I don’t know what made them bloom after months of being sticks and leaves, but something in them said, “today is the day you will flower again.” After months of having boring, ordinary stick-and-leaves days, the days with the flowers seemed more special for these plants.

Recently, I had patients telling me about their 100th day of school celebrations. When my daughter was in elementary school, I remember helping her make a house out of 100 toothpicks for her 100th day. In general, there is nothing special about the 100th day of school. But the fact that it’s the 100th day makes it worth marking, different from the prior 99 days that were, well, ordinary days. The 100th day of school is like an orchid plant with new flowers, a little more special than the others.

I asked the kids this week what it meant to them to have the 100th day of school. I thought they might talk to me about accomplishments or milestones, but in their concrete elementary-school thinking, they answered that it means they’ve been in first, or second, or fifth grade for 100 days. Duh.

About the same time, I realized that the article I’d be writing this week is my 100th article. And my initial reaction was like the kids: it just means I’ve written 100 articles. Duh. But a sweet grandmother told me this week how much she enjoys reading the blog, and that was like an orchid flower on my stick-and-leaves writing of the blog.

I started writing this blog in March of 2020, when the world was shutting down for a pandemic. I remember meeting with my web designer and her asking me what I saw as the purpose of the blog. I’m not completely sure, I remember thinking. I just have the words in my head and I want to get them out. Because I talk to parents all day, it seems like there are some things that make us feel alone in parenting, so I guess the purpose is so parents won’t feel so alone. Especially on the days you don’t feel like being a parent. Or the days you feel like a failure as a parent, or the days your kids screw up.

The daily grind of parenthood is like the months of stick-and-leaves for the orchid plant. It’s diaper changes and three meals a day and spilled milk on the floor and endless laundry and carpools. But every few days, or weeks, or months, you get beautiful flowers. It’s the day your child gets out of her comfort zone to try something new, or reaches out to someone they feel is struggling with mental health, or makes a team after months of doubting their skill. And those parenting days have flowers.

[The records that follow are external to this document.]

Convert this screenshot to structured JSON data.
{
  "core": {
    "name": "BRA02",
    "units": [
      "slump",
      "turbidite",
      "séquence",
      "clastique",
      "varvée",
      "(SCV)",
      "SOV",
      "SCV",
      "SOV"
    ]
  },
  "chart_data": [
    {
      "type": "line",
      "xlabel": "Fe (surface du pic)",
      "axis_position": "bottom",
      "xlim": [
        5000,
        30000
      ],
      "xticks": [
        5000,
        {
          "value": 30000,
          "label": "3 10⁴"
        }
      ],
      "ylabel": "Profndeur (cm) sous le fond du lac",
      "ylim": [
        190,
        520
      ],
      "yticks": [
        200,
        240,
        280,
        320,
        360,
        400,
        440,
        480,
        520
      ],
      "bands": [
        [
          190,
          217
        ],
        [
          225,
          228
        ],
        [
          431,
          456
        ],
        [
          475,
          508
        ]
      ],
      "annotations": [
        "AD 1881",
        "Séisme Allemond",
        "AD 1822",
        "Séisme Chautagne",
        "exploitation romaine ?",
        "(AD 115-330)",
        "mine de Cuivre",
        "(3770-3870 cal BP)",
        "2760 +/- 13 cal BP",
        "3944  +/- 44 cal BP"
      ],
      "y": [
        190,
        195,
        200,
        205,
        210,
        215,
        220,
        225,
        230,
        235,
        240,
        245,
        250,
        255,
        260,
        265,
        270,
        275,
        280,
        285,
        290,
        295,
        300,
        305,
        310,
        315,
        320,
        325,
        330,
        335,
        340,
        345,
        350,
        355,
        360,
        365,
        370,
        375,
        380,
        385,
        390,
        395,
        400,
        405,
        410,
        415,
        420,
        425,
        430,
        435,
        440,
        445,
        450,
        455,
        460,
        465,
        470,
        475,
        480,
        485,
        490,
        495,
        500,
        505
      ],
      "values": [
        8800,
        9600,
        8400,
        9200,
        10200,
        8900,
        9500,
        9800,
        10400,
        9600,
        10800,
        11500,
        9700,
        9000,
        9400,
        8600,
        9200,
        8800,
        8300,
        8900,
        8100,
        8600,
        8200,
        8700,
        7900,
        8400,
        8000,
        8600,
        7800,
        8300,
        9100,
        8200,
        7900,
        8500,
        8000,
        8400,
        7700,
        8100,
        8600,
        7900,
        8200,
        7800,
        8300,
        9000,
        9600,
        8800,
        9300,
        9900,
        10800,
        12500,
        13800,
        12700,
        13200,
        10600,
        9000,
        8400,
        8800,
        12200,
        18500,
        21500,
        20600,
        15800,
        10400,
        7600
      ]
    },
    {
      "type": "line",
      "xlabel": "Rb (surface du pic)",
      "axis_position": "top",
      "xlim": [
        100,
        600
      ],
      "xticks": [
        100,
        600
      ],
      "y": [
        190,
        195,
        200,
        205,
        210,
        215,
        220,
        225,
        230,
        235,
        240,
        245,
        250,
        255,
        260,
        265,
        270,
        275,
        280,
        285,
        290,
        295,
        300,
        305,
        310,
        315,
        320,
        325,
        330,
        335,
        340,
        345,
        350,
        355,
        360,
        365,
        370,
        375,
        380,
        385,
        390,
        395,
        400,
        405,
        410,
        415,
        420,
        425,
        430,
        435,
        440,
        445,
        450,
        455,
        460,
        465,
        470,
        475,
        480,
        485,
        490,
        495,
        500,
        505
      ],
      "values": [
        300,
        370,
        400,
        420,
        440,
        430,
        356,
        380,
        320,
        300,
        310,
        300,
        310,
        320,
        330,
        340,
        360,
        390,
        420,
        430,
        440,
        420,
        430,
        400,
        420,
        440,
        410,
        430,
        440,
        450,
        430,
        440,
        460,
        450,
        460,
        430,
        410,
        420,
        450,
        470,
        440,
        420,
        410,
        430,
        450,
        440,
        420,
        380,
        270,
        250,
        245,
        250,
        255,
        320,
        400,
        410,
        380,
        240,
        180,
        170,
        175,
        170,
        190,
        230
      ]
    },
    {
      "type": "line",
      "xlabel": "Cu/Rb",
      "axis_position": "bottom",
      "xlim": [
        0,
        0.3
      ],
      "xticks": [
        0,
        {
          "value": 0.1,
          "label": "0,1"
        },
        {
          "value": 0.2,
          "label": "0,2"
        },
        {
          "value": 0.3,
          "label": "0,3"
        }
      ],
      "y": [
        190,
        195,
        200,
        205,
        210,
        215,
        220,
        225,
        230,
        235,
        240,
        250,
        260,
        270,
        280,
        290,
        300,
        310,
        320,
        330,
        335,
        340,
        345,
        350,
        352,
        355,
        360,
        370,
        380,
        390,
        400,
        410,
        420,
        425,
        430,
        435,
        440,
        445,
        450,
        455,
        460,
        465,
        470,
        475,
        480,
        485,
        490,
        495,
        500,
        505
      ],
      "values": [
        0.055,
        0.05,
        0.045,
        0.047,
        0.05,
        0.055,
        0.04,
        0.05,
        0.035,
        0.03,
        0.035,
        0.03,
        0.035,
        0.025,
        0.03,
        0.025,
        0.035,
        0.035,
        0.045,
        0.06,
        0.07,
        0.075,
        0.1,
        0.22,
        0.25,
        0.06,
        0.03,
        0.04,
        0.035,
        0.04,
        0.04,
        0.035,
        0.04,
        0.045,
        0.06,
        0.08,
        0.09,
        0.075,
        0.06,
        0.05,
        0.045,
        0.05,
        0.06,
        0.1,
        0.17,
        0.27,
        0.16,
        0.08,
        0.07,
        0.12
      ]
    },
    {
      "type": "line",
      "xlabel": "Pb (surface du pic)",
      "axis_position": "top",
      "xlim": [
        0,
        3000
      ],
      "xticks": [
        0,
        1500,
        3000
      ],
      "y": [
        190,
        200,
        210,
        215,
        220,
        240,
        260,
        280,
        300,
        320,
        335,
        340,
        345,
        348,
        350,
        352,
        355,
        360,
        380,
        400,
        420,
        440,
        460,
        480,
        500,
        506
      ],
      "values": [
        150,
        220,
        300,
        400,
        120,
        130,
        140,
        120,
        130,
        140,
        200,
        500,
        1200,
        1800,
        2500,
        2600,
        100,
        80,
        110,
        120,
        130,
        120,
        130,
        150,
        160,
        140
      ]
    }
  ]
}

Much like the year of sticks and leaves without any flowers, I have been plugging away with writing whatever pops into my mind, week after week. When I started writing, I remember someone skeptically asking, “How many articles do you think you’ll write?” The implication was that she couldn’t imagine I would have enough to say to fill a website. Three years later, having written 100 articles feels like an orchid flower accomplishment.

So whether you have read one or every article, thanks for watering my little hobby and giving it sunlight. Writing about life and parenting has helped me in my own journey, both the stick-and-leaf days, and also the flowering days. And by putting the articles out there into the world, I feel less alone, too.

I was having trouble tying this article together until I made waffles this morning with the movie “Kung Fu Panda” playing in the background. I was tossing around how life has so many ordinary days interspersed with blooming flower days. And then from the television I heard Master Oogway tie it all together for me. “Yesterday is history. Tomorrow is a mystery, but Today is a gift. That’s why it is called the present.”

The orchid flower days – whether in parenting, or marking the passage of time, or celebrating accomplishments – are definitely a gift. Be present for all the days, even if they only have sticks and leaves. You never know when life will say, “today is the day you will flower again.”